Author ORCID Identifier:

https://orcid.org/0000-0001-9050-4103

Date of Graduation

5-2026

Document Type

Thesis

Degree Name

Master of Science in Electrical Engineering (MSEE)

Degree Level

Graduate

Department

Electrical Engineering

Advisor/Mentor

McCann, Roy

Committee Member

Mantooth, Alan

Second Committee Member

Wu, Jingxian

Keywords

GPS; IMU; Kalman Filter; Navigation; Sensor Fusion; State Estimation

Abstract

Unmanned Aerial Vehicles (UAVs) like quadcopters are widely used in civilian and military applications such as farming, photography, search and rescue missions, and autonomous navigation and motion. The performance and stability of these systems depend on accurate state estimation, which provides real-time information about the vehicle’s position, velocity, and orientation.

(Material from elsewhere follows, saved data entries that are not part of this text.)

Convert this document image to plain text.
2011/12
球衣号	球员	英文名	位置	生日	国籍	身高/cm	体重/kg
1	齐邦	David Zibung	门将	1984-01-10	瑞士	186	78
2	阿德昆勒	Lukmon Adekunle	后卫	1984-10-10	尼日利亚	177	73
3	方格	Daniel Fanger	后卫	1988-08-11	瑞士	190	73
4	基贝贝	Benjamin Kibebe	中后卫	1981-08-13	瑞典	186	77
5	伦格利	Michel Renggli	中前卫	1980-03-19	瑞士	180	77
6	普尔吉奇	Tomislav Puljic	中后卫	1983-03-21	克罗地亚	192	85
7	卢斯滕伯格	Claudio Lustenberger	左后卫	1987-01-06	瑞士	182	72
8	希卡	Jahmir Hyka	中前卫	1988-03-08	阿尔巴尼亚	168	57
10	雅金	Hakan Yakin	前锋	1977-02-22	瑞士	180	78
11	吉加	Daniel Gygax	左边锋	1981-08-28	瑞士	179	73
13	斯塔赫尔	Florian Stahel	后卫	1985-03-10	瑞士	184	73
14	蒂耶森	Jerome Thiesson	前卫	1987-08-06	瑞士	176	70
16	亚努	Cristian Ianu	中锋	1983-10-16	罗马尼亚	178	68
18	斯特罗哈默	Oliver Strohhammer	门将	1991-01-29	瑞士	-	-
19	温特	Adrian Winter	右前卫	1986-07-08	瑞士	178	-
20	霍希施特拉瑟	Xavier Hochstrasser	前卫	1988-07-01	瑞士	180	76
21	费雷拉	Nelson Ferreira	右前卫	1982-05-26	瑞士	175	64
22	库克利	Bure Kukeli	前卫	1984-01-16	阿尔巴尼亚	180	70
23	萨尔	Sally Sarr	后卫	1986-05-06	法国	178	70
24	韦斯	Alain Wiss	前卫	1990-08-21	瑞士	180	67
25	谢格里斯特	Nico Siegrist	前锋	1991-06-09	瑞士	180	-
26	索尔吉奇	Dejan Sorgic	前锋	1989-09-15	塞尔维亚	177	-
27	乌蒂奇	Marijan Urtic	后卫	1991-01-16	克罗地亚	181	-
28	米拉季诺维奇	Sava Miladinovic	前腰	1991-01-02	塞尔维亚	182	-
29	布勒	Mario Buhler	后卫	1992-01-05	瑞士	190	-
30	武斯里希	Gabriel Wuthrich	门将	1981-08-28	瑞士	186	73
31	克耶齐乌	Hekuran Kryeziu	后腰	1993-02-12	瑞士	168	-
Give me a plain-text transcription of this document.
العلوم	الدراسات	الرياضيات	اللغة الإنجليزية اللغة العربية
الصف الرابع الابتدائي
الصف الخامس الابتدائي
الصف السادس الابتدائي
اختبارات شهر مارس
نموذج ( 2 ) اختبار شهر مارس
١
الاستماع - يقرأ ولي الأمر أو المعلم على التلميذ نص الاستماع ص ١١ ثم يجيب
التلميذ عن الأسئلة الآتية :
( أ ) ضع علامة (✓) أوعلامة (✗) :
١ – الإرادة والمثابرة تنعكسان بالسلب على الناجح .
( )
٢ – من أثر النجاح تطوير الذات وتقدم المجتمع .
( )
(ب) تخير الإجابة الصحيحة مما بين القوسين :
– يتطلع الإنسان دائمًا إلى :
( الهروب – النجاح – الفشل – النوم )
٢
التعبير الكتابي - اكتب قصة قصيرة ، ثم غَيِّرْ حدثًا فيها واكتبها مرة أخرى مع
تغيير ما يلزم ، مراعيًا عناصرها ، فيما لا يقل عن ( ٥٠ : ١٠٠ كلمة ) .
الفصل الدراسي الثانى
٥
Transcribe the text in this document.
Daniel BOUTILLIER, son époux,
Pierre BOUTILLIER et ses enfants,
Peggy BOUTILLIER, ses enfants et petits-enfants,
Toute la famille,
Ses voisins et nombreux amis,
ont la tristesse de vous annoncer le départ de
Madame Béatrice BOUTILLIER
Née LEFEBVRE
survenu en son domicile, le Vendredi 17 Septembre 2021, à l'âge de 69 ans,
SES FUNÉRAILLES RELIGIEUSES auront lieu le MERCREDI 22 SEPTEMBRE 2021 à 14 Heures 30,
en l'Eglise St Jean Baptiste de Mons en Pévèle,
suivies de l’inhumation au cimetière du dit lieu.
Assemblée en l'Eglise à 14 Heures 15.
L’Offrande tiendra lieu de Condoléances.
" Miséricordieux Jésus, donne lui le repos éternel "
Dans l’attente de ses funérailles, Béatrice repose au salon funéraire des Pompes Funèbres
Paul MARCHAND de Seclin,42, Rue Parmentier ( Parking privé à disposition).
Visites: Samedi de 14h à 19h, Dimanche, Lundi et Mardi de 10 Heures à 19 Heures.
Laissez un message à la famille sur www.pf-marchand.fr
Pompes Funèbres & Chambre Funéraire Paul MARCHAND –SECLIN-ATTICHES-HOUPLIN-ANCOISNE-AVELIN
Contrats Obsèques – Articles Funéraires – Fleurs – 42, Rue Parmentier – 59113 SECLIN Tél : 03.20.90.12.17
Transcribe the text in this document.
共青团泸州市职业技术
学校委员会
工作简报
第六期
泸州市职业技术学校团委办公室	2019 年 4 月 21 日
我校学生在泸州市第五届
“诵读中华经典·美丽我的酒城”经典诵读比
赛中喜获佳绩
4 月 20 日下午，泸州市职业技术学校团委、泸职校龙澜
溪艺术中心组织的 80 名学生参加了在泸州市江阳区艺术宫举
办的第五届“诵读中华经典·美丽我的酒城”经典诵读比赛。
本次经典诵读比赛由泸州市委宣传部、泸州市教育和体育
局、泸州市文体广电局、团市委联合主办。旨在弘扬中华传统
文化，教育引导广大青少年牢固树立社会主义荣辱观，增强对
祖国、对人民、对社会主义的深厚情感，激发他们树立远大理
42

However, achieving reliable state estimation is challenging due to sensor noise, measurement uncertainty, and inaccurate modeling. Common navigation sensors such as the Global Positioning System (GPS) and Inertial Measurement Units (IMUs) exhibit complementary characteristics. GPS provides absolute position measurements but suffers from noise, multipath effects, and low update rates, while IMUs provide high-frequency motion measurements but accumulate drift over time due to integration errors. This thesis investigates the use of a linear Kalman filter to improve quadcopter state estimation through GPS and IMU sensor fusion. A six-degree-of-freedom quadcopter dynamic model is derived and linearized around a hovering equilibrium point, resulting in a linear state-space representation suitable for estimator design. The use of MATLAB/SIMULINK to compare the GPS-only, IMU-only, and GPS-aided IMU and result simulations shows that Kalman filter-based sensor fusion improves trajectory tracking accuracy by reducing accumulated drift and filtering noisy measurements.